Zhao Shichao, Lian Ruofei, Jin Liang, Li Mengchun, Jia Tianming, Xu Falin, Du Kaixian, Wang Lijun, Guo Qiliang, Dong Yan
Department of Pediatrics, The Third Affiliated Hospital of Zhengzhou University, Zhengzhou, China.
Henan Key Laboratory of Child Brain Injury, Institute of Neuroscience and Third Affiliated Hospital of Zhengzhou University, Zhengzhou, China.
Epilepsia Open. 2024 Feb;9(1):250-257. doi: 10.1002/epi4.12862. Epub 2023 Dec 8.
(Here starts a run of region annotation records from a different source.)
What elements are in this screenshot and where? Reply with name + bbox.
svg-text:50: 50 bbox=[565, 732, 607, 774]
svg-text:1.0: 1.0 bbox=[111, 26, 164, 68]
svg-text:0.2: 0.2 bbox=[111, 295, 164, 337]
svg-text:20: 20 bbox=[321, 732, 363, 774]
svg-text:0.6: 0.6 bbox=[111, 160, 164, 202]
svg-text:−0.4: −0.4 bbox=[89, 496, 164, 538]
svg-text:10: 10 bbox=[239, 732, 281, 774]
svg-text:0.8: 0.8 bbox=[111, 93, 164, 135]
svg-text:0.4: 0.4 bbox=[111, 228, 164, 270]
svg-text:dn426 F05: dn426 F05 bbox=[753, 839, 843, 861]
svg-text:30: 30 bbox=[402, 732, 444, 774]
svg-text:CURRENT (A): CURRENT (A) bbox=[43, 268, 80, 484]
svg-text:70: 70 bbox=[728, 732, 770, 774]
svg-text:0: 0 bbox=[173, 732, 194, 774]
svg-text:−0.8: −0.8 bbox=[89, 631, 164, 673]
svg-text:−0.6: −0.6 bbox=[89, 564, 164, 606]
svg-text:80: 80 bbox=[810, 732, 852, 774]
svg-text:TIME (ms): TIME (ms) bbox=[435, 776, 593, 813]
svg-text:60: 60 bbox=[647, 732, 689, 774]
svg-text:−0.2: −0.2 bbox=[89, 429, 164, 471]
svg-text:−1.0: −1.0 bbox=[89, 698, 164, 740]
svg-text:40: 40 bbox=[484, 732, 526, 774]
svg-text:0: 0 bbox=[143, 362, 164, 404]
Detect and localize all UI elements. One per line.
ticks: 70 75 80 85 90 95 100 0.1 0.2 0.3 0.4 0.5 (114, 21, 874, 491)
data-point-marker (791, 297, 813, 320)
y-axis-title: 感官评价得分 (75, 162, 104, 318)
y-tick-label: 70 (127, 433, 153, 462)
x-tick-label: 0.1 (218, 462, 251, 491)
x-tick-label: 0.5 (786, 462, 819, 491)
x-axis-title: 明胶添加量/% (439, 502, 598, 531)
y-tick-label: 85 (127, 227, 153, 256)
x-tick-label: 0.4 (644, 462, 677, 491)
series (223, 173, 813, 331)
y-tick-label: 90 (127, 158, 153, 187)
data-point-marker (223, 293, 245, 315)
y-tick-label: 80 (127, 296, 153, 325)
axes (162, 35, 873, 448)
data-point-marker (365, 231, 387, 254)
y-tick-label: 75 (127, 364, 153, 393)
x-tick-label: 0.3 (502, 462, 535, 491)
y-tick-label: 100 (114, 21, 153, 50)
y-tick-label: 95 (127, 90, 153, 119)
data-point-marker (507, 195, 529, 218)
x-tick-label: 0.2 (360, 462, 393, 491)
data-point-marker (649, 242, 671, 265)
Defects in RARS2 cause cerebellopontine hypoplasia type 6 (pontocerebellar hypoplasia type 6, PCH6, OMIM: #611523), a rare autosomal recessive inherited mitochondrial disease. Here, we report two male patients and their respective family histories.
We describe the clinical presentation and magnetic resonance imaging (MRI) findings of these patients. Whole-exome sequencing was used to identify the genetic mutations.
One patient showed hypoglycemia, high lactic acid levels (fluctuating from 6.7 to 14.1 mmol/L), and frequent seizures after birth, with progressive atrophy of the cerebrum, cerebellum, and pons. The other patient presented with early infantile developmental and epileptic encephalopathies (EIDEEs) with an initial developmental delay followed by infantile epileptic spasm syndrome (IESS) at 5 months old, with no imaging changes. Whole-exome sequencing identified compound heterozygous RARS2 variants c.25A>G (p.I9V) with c.1261C>T (p.Q421*) and c.1A>G (p.M1V) with c.122A>G (p.D41G) in these two patients. Of these loci, c.1261C>T and c.122A>G have not been previously reported.
Our findings have expanded the RARS2 gene variant spectrum and present EIDEEs and IESS as phenotypes which deepened the association between PCH6 and RARS2.
Defects in RARS2 cause cerebellopontine hypoplasia type 6, a rare autosomal recessive inherited mitochondrial disease. Two patients with RARS2 variants were reported in this article. One patient showed hypoglycemia, high lactic acid levels, and frequent seizures after birth, with progressive atrophy of the cerebrum, cerebellum, and Page 3 of 21 Epilepsia OpenFor Review Only pons. The other patient presented with an initial developmental delay followed by refractory epilepsy at 5 months old, with no imaging changes. Our findings deepened the association between PCH6 and RARS2.
RARS2基因缺陷会导致6型脑桥小脑发育不全(脑桥小脑发育不全6型,PCH6,OMIM:#611523),这是一种罕见的常染色体隐性遗传线粒体疾病。在此,我们报告两名男性患者及其各自的家族病史。
我们描述了这些患者的临床表现和磁共振成像(MRI)结果。采用全外显子组测序来识别基因突变。
一名患者出生后出现低血糖、高乳酸水平(波动于6.7至14.1 mmol/L)和频繁癫痫发作,伴有大脑、小脑和脑桥进行性萎缩。另一名患者表现为早期婴儿发育性和癫痫性脑病(EIDEEs),最初发育迟缓,5个月大时出现婴儿癫痫痉挛综合征(IESS),影像学无变化。全外显子组测序在这两名患者中鉴定出复合杂合RARS2变异,分别为c.25A>G(p.I9V)与c.1261C>T(p.Q421*)以及c.1A>G(p.M1V)与c.122A>G(p.D41G)。在这些位点中,c.1261C>T和c.122A>G此前未见报道。
我们的发现扩展了RARS2基因变异谱,并将EIDEEs和IESS呈现为表型,加深了PCH6与RARS2之间的关联。
RARS2基因缺陷会导致6型脑桥小脑发育不全,这是一种罕见的常染色体隐性遗传线粒体疾病。本文报告了两名携带RARS2变异的患者。一名患者出生后出现低血糖、高乳酸水平和频繁癫痫发作,伴有大脑、小脑和脑桥进行性萎缩。另一名患者最初发育迟缓,5个月大时出现难治性癫痫,影像学无变化。我们的发现加深了PCH6与RARS2之间的关联。